Watkins said the board receives summaries of allegations from the state attorney general’s office from which many details of a patient’s allegations are removed. At the same time, Watkins said, the summaries provided to board members voting on a disciplinary action often rely heavily on the assessments of experts hired by a doctor who is being scrutinized. Doctors can also provide written or oral statements during an administrative hearing.

“And then I get a page of the doctor’s accolades, where they went to school and such,” Watkins said. “The doctor is the only human in the conversation.”

With criticism of the Medical Board mounting, the agency sent legislative leaders an 11-page letter last month asking for reforms to help it discipline bad doctors, including lowering the evidentiary standard necessary for proving cases and increasing the wait time for physicians to petition to reinstate their revoked or surrendered licenses.

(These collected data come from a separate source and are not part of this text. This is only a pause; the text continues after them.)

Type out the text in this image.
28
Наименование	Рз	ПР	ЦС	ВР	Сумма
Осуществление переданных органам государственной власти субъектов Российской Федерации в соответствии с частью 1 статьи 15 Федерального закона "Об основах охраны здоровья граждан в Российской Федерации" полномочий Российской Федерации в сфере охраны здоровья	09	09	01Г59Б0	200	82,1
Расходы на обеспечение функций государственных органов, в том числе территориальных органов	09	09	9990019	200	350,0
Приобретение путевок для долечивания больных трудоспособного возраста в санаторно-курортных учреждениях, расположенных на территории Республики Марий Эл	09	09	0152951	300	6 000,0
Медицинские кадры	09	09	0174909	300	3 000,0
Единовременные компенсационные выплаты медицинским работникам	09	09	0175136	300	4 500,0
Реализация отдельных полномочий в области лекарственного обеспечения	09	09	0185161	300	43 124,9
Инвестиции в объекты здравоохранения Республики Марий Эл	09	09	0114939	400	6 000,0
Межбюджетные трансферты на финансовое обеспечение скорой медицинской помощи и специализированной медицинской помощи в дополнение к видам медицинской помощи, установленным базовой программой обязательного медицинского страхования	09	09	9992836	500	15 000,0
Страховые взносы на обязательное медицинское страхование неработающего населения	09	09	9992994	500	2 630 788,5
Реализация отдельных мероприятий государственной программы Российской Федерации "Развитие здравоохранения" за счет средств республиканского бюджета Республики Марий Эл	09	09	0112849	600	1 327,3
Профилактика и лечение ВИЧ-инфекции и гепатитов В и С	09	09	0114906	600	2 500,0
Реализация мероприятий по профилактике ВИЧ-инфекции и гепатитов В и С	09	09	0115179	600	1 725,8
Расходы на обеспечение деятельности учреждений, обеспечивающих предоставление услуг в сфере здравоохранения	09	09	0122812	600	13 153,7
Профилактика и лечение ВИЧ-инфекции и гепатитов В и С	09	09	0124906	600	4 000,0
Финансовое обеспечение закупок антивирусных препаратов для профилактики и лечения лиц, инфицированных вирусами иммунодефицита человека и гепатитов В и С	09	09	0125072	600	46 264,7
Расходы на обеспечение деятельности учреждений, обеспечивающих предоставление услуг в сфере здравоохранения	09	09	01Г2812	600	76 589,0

“These proposals were developed because we’re listening, we want to improve, these proposals will help us improve, and we need the Legislature’s help to improve,” Medical Board President Kristina Lawson said in a recent interview, adding that she anticipates the agency will consider additional legislative proposals this month stemming from The Times’ reporting.

Action comes a month after a Times investigation found that the Medical Board of California had reinstated 10 physicians since 2013 who lost their licenses for sexual misconduct.

A Medical Board spokesman said the agency would discuss how to involve patients in the disciplinary process at its board meeting next week. Watkins and patient advocates had asked that statements from patients or their loved ones be considered during disciplinary hearings, just as Hurtado’s bill proposes, but a Medical Board staff analysis found fault in that approach last month.

The board’s role is to determine whether a doctor violated the Medical Practice Act, “rather than the impact that failure may have had on their patients,” according to a Medical Board staff report. Instead, the agency is considering creating a “Complainant Liaison Unit.”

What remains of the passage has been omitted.